Por fin. Por fin. Por fin me tumbé en la verde y húmeda hierba del parque del Retiro. Por fin pude disfrutar del sol y de la brisa de la sombra. Del azul del cielo despejado de nubes. Del cantar de los pajarillos, que también osaban acercarse y posarse sobre mi bolso o mis zapatos. De su revoloteo y juego continuo entre los árboles.

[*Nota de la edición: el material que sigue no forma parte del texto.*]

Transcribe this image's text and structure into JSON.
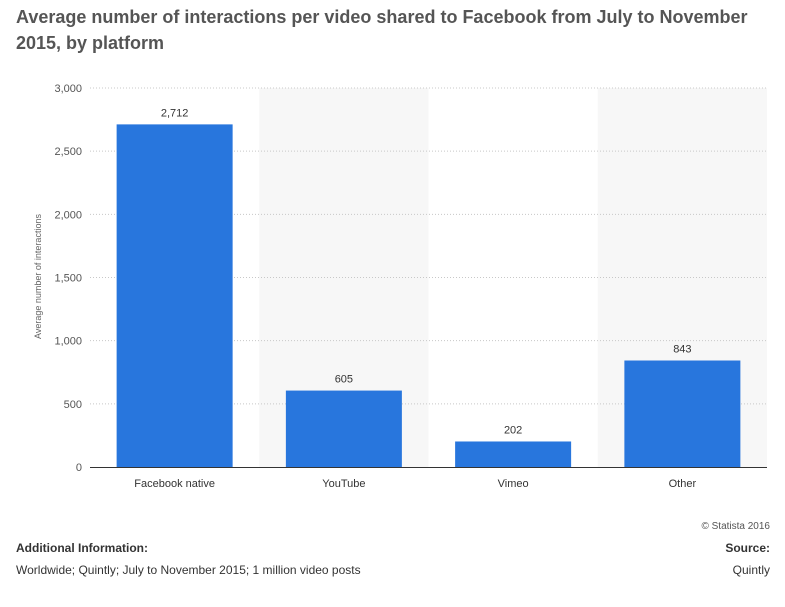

Por fin cerré los ojos y me dejé llevar a un sueño profundo. Por fin me permití soñar, tras tanto tiempo en la realidad. Soñé con que ese momento no llegara nunca a su fin; con que los pajarillos me regalaran eternamente su precioso canto, más relajante que cualquier creación artística del ser humano; y, cómo no, soñé contigo. Tenía los ojos cerrados, pero en el horizonte veía tus ojos. Sólo tus ojos. Poco a poco tu figura se fue componiendo: tu sonrisa, tu pelo, tu cuerpo… Me guiñas un ojo. Sonrío. ¡Ahora no puedo abrir los ojos! ¡No debo! Si lo hago, te desvanecerás y la luz del sol me dañaría. Es mi única oportunidad para verte. Sonríes de nuevo y te aproximas. Sigo sonriendo. Cierras los ojos y te acercas más a mí. Vas a besarme. Cierro los ojos aun teniéndolos ya cerrados. Quiero sentir tu beso.
Pero no. Mi amigo me despierta y abro los ojos, inquieta. No. ¡Maldita sea! ¡Desapareciste! Otra vez. Desapareciste. Fue un sueño. Sólo uno más, uno de tantos. Fue sólo un sueño.